The competitor row also protects the business from vanity. A branch mentioned in an answer with four stronger competitors has a different problem from a branch missing from an answer where all named businesses are weakly cited.

The correction follows the branch, not the brand

After the first per-location run, the temptation is to make a grand brand correction. Rewrite the main service page. Add a new paragraph to the home page. Push a broad “we serve western France” line. Sometimes that helps. Often it misses the local wound.

For the composite heating network, the useful corrections were smaller. One branch page needed its commercial maintenance work named earlier, with a concrete customer type and service area. Another needed internal links from the regional service page because it was orphaned in the site structure. A third needed the French page and English page to stop using slightly different service labels. The old footer phone number had to be removed, of course, but the more important fix was clearer branch-source alignment.

I retest the same prompt cells after a correction. I do not change the prompt to make the answer nicer. That is a quiet form of cheating. If the buyer wording was valid before the edit, it remains valid after the edit. The point is to see whether the answer pattern changes, not whether I can write a prompt that flatters the page.

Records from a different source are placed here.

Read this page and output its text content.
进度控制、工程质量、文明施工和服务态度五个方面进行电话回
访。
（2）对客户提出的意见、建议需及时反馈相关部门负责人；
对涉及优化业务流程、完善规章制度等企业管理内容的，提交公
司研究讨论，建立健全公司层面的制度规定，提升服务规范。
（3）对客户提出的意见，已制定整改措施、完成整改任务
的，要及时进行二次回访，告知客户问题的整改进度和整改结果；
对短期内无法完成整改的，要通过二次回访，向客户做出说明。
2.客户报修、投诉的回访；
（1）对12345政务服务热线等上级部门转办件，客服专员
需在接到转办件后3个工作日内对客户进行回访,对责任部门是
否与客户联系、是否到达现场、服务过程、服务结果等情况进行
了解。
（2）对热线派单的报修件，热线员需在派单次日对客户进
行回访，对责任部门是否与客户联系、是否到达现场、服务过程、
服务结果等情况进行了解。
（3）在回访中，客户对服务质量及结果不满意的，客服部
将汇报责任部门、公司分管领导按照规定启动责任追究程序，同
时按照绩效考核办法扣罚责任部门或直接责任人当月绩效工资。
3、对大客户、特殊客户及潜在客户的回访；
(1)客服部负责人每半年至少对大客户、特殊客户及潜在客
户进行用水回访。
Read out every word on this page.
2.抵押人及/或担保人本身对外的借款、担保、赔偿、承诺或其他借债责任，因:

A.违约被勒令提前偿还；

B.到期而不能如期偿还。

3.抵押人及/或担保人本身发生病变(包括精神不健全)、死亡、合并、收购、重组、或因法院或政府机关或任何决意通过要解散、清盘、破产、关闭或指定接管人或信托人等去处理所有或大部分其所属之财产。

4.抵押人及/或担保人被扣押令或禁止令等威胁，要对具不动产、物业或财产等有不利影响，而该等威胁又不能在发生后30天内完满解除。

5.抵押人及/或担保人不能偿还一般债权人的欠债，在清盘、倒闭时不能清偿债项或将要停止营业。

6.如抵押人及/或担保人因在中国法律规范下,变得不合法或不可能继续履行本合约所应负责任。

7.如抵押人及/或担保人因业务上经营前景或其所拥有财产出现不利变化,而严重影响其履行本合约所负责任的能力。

Monthly monitoring does not have to repeat every exploratory prompt. Once the baseline has exposed the weak cells, the recurring set can be smaller. I keep the branch-grid core: priority cities, priority services, French and English where relevant, and the main competitors. The ledger should be light enough to run again and detailed enough to catch local drift.

The branch is the unit of repair. The brand may be the unit of reputation, but the branch is where the buyer’s question lands.

The Measurement Note — Signal: a branch appears for its own city, service and buyer situation, not only in a national brand answer. Distortion: averaging six locations into one visibility score. Ledger: record city, service, language, branch named, answer position, cited source, competitor names and description error. Next Test: choose three branches, write five buyer prompts per branch in French, then rerun the weakest two in English before editing any page.